DENVER, CO – The football world was shocked when allegations made in a report released by Al Jazeera in light of a soon to be released documentary about the dark side of sports tied the great innocent Peyton Manning’s name to human growth hormone. Now granted, the HGH was alleged to have been shipped to Manning’s house, handled by his wife, but then again that’s the perfect cover up.
In fear of “random” drug testing being handed out by the league, Manning’s physique has transformed dramatically, with the 230-pound QB shrinking to 132-pound twig. I’m no expert, but if this isn’t prove Manning was using HGH most if not all of his career then I don’t know what will, I mean, Hellen Keller could see this from a mile away. If she and Ray Charles needed EVEN MORE proof, what about when Peyton can easily lift the very piece of Papa Johns pizza JJ Watt can’t even lift to his mouth – you can’t explain that.
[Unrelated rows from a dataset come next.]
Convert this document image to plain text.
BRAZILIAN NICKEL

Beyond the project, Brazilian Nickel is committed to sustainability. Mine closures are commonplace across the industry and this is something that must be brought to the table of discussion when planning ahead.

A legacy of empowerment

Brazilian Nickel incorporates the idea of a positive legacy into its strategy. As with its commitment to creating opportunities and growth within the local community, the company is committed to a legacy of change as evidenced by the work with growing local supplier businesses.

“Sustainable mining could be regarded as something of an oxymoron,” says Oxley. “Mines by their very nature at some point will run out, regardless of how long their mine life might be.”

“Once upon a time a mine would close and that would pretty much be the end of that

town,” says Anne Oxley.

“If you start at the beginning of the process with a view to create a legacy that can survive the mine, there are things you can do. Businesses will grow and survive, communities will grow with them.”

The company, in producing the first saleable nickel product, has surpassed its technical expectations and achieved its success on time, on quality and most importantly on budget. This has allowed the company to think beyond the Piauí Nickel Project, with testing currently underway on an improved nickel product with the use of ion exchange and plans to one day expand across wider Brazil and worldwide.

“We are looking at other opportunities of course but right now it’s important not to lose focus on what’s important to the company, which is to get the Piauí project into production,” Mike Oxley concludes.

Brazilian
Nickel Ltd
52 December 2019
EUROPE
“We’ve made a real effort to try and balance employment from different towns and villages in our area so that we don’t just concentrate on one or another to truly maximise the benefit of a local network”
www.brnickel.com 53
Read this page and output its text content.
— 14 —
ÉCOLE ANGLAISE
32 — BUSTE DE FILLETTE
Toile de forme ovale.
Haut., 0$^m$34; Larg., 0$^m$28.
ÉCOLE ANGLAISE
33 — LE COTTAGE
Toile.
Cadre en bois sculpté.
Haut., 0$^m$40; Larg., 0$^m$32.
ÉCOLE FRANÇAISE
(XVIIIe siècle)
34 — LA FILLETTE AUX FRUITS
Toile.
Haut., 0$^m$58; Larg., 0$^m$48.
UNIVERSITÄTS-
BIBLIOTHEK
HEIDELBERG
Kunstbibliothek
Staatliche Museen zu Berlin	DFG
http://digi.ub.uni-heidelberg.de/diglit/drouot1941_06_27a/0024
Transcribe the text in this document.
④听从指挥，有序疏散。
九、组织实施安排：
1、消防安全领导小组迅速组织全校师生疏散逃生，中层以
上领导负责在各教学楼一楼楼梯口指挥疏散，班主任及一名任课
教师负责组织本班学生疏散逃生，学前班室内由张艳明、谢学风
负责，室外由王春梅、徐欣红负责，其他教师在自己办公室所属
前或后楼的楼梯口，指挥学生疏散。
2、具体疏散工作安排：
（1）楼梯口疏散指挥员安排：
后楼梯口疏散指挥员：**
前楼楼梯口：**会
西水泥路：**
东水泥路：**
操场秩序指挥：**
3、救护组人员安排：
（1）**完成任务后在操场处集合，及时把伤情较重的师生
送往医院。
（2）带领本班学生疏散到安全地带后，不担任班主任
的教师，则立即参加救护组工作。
Despite the incredibly telling transformation, Goodell has yet to comment on the matter, as he is too busy trying to find a way to suspend Brady, in fear that he’ll have to embarrassingly hand over “The Cheater” the Lombardi trophy and most likely the Super Bowl MVP trophy come February 7th.
Manning has of course denied all reports, going as far to call them “Complete garbage.” The 67-year-old QB will take on Brady and the Patriots this Sunday with a ticket to Super Bowl 50 on the line, and it will be interesting to, forget the plantar fascia, see whether Peyton will be able to lift the ball and throw it over his offensive linemen. Sources close to the Broncos said Manning’s arm has started to bend when he holds the ball out to hand it off and his chicken legs crumbling as he takes his usual million steps looking while going through his progressions.